In “Bali Ha’i” (named after a South Pacific show tune Jimmy serenades Kim with on her answer-machine, in a silly but sweet attempt to get back in her good books), we’re once again presented with scenarios that seem to be pushing both Jimmy and Kim into ditching their well-paid jobs for something different. And while Jimmy’s fate is established, it was very interesting to see that Kim’s may be something more honest—as she was offered a job by Rich Schweikart (Denis Boutsikaris) of Schweikart & Cokely, who was impressed by her dogged nature at a court hearing HHM were never going to win in the on-going Sandpiper case. It’ll be interesting to see if Kim jumps ship to S&C, given how poorly she’s being treated at HHM right now, although the sequence where Kim ran another con with Jimmy on a guy she meets at a bar suggests she’s starting to see the appeal of Jimmy’s way of life. Or perhaps she just needed some fun and a release which Jimmy can readily provide, and will be sensible enough to avoid the path he’s fated to walk down. Mind you, if it was revealed that Jimmy started life as ‘Saul Goodman’ in partnership with Kim, that would be just the kind of surprise we need more of in this show.
As I mentioned, and not for the first time this season, much of “Bali Ha’i” was focused on Mike and his dealing with local drug lord Hector Salamanca (Mark Margolis). Having refused an offer to change his story with the cops over his public fracas with Tuco, to release Hector’s crazy nephew from jail early, Mike found himself being intimidated by two of Hector’s goons. I loved the sequence where Mike got the jump on two guys hiding out in his house after dark, having been alerted to their presence thanks to a cool trick using carbon paper underneath a doormat.

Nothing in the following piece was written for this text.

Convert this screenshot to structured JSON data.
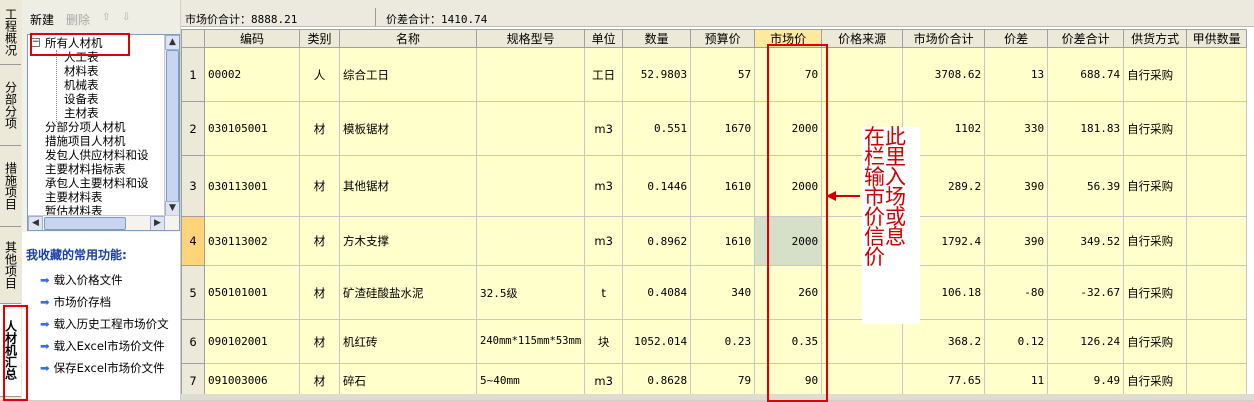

Of course, one of the biggest delights of this hour was witnessing the return of two legendary Breaking Bad villains—Leonel and Marco Salamanca (Daniel and Luis Moncada)—the deadly, silent twin assassins. The shot of them perched on a rooftop, like gargoyles, peering down at Mike as he played with his granddaughter in a motel pool was brilliantly done—despite being somewhat laughable when you stop to really think about it. I mean, there’s a good chance Mike wouldn’t have ever noticed them high up there.
Unsurprisingly, Mike had little choice but to meet with Hector and agree to his plan, meaning Tuco will be back on the streets in a few years. Having managed to push Hector for $50,000 instead of $5,000, I also enjoyed the moment when Mike handed Nacho (Michael Mando) half his payout because he didn’t keep up his end of their agreement. It showed that Mike’s very fair-minded and professional about his work, and I think a street gangster like Nacho appreciated that—as it was clear he didn’t ever expect to get his $25k back. I have a feeling Nacho respects Mike, and they’ll perhaps work together again on a plan to keep Tuco in prison for his full sentence—perhaps involving why Hector’s crippled and the Twins are living in Mexico by the time Breaking Bad’s story begins in 7 years time.
Once again, we end an episode with our interest piqued by what’s happening with Mike, and a slight feeling of treading water when it comes to what Jimmy’s up. The symbolism of him breaking his company car’s cup-holder, so it can fit the cup he was gifted, suggests he’s still trying to make the best of a bad setup. I’m hopeful this won’t last, perhaps thanks to Mike needing Jimmy’s legal representation over what’s happened with Tuco.